The term “value-added” is used in management accounting as well as some country’s tax codes. In management accounting, activity based costing uses the value-added concept. A company identifies all of the activities that incur costs, and then classifies them as either value adding or non-value adding activities. Activities that do not add value for the customer should be reduced or eliminated. Reducing or eliminating non-value added costs leads to higher profits for a company because they can maintain the same selling price for their products, but have lower costs.
Some countries have a Value Added Tax (VAT) on goods and services when they are sold. In my experience with VAT, the amount of value added that is taxed is the difference between what the company pays for the inventory or materials and what they sell the finished good for. Therefore, it seems that a more accurate term would be Cost Added Tax because we are not measuring whether the customer thinks that any value has been added. VAT focuses only on the costs added and assuming that the value of the product is increased the same amount.

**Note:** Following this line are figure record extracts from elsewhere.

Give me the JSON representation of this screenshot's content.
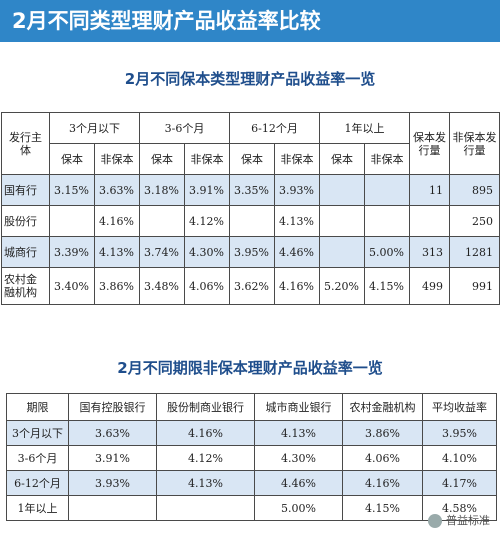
{
  "banner_title": "2月不同类型理财产品收益率比较",
  "table1": {
    "title": "2月不同保本类型理财产品收益率一览",
    "h_issuer": "发行主体",
    "groups": [
      "3个月以下",
      "3-6个月",
      "6-12个月",
      "1年以上"
    ],
    "h_guar_count": "保本发行量",
    "h_nonguar_count": "非保本发行量",
    "sub_guar": "保本",
    "sub_nonguar": "非保本",
    "rows": [
      {
        "name": "国有行",
        "v": [
          "3.15%",
          "3.63%",
          "3.18%",
          "3.91%",
          "3.35%",
          "3.93%",
          "",
          ""
        ],
        "gc": "11",
        "nc": "895"
      },
      {
        "name": "股份行",
        "v": [
          "",
          "4.16%",
          "",
          "4.12%",
          "",
          "4.13%",
          "",
          ""
        ],
        "gc": "",
        "nc": "250"
      },
      {
        "name": "城商行",
        "v": [
          "3.39%",
          "4.13%",
          "3.74%",
          "4.30%",
          "3.95%",
          "4.46%",
          "",
          "5.00%"
        ],
        "gc": "313",
        "nc": "1281"
      },
      {
        "name": "农村金融机构",
        "v": [
          "3.40%",
          "3.86%",
          "3.48%",
          "4.06%",
          "3.62%",
          "4.16%",
          "5.20%",
          "4.15%"
        ],
        "gc": "499",
        "nc": "991"
      }
    ]
  },
  "table2": {
    "title": "2月不同期限非保本理财产品收益率一览",
    "headers": [
      "期限",
      "国有控股银行",
      "股份制商业银行",
      "城市商业银行",
      "农村金融机构",
      "平均收益率"
    ],
    "rows": [
      [
        "3个月以下",
        "3.63%",
        "4.16%",
        "4.13%",
        "3.86%",
        "3.95%"
      ],
      [
        "3-6个月",
        "3.91%",
        "4.12%",
        "4.30%",
        "4.06%",
        "4.10%"
      ],
      [
        "6-12个月",
        "3.93%",
        "4.13%",
        "4.46%",
        "4.16%",
        "4.17%"
      ],
      [
        "1年以上",
        "",
        "",
        "5.00%",
        "4.15%",
        "4.58%"
      ]
    ]
  },
  "watermark": "普益标准"
}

As a consumer, we should look very closely at value added and whether or not the seller has added any value for us. If the seller has not added value, then we should try to buy the product or service not from that seller, but from the company that they buy it from.
For example, my company in Russia teaches classes for the Russian language ACCA DipIFR Exam. We have prepared our own materials for this exam based on the syllabus of the exam and we sell these books for self-study. We also provide live-taught classes. Of course, the live-taught classes are more expensive than the books. A potential student needs to make a couple of decisions. First, they need to determine if our books add value to the syllabus that they were prepared from. If our books are largely just a copy of the syllabus, then there is little value added and the person would be better off not buying our books. Since our books are quite detailed, we can assume that the individual determines that our books are value added. Next, they need to determine if the live-taught classes add value to the books. If they determine that our teachers just read the books out loud in class, then the classes do not add value, and they do not need to pay for the classes.
There are many products now that have additional optional features. As consumers, we need to determine if those additional costs provide additional benefits or not. Companies may make a lot of their profit by charging more for something that sounds beneficial, but does not really add any value to the product. Or, the additional cost we pay may be very small compared to the additional value that we receive from this “additional feature.”
For a “closer to home” example, let’s look at our CMA exam preparation products. You can buy just our book, or our book and software, or our books, software and videos, or our books, software, videos and Live with Brian, or you can buy all of those together with the Re-Registration Guarantee. As you add each additional item, the question you need to ask is whether or not that additional study tool provides more value to you than it costs. Of course, we think that all of our products add much more value than they cost, but it is you – the consumer – who gets to make the final decision.
What are some examples where you have experienced a wide gap between the cost added and the value added in products or services that you have purchased?